While I primed my brain into running order, Neal went to fetch our copy of the paper. “Phone number’s in the 707 area code,” he said into the downstairs extension. “Sonoma County.”
“Nice up there,” Shar said wistfully.
“Maybe Ted and I can take a drive on Sunday, check it out.”
I issued a Neanderthal grunt of agreement. Till I have at least two cups of coffee, I’m not verbal. “I’ve a feeling somebody’ll snap it up before then,” she said.
“Well, if you’ll give Ted part of the day off, I can ask my assistant to mind the store.”
“I…oh, hell, why don’t the three of us take the whole day off? I’ll pack a picnic. You know the sourdough loaf I make, with all the melted cheese and stuff?”
“Say no more.”
Shar exited the freeway at River Road and we sped through vineyards toward the redwood forest. When we rolled into the town of Guerneville, its main street mirrored our holiday spirits. People roamed the sidewalks in shorts and t-shirts, many eating ice cream cones or by-the-slice pizza; a flea market in the parking lot of a supermarket was doing a brisk business; rainbow flags flapped in the breeze outside gay-owned business.
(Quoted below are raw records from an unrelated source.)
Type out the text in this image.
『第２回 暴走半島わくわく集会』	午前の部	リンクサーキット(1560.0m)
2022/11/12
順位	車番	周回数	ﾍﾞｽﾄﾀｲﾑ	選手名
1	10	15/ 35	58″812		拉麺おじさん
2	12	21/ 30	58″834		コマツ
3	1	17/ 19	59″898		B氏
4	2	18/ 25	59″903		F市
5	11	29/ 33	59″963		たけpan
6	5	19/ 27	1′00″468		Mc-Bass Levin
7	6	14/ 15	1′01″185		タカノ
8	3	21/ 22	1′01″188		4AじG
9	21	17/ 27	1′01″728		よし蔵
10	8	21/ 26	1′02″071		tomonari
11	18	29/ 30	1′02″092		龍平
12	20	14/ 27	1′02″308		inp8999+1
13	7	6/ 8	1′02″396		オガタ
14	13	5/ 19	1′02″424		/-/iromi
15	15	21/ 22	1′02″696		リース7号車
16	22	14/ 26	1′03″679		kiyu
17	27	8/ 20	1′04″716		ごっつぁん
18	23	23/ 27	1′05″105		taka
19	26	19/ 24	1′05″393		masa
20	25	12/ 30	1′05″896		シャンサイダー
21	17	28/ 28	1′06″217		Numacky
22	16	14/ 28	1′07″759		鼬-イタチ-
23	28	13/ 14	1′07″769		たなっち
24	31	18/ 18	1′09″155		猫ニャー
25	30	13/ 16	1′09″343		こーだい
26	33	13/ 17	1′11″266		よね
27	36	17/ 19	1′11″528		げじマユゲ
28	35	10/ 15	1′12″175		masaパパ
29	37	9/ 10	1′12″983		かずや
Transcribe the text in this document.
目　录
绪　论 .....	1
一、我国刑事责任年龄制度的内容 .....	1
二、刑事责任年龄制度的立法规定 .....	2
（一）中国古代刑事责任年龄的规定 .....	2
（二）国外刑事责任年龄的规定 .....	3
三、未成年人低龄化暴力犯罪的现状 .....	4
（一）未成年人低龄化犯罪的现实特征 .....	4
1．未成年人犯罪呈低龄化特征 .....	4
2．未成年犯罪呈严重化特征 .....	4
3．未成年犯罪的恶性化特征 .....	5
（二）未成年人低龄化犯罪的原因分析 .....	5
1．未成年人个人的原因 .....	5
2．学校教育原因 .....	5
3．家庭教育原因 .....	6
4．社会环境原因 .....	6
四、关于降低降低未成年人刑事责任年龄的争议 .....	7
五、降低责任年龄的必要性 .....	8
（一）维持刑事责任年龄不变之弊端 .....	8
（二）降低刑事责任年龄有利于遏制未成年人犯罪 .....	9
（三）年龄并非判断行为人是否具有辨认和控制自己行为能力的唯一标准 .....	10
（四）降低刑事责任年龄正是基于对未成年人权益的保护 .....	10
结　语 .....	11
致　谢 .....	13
The town has been the hub of the resort area for generations; rustic cabins and summer homes line the riverbank and back up onto the hillsides. In the seventies it became a vacation-time mecca for gays, and the same wide-open atmosphere as in San Francisco’s Castro district prevailed, but by the late eighties the AIDS epidemic, a staffing economy, and a succession of disastrous floods had taken away the magic. Now it appeared that Guerneville was bouncing back as an eclectic and bohemian community of hardy folk who are willing to yearly risk cresting flood waters and mud slides. I, the grocery sack, smiled benevolently as we cruised along.
Outside of town the road wound high above the slow-moving river. At the hamlet of Monte Rio, we crossed the bridge and turned down a narrow lane made narrower by encroaching redwoods and vehicles pulled close to the walls of the mainly shabby houses. Neal began squinting at the numbers. “Dammit, why don’t they make them bigger?” he muttered.
I refrained from reminding him that he was overdue for his annual checkup at the optometrist’s.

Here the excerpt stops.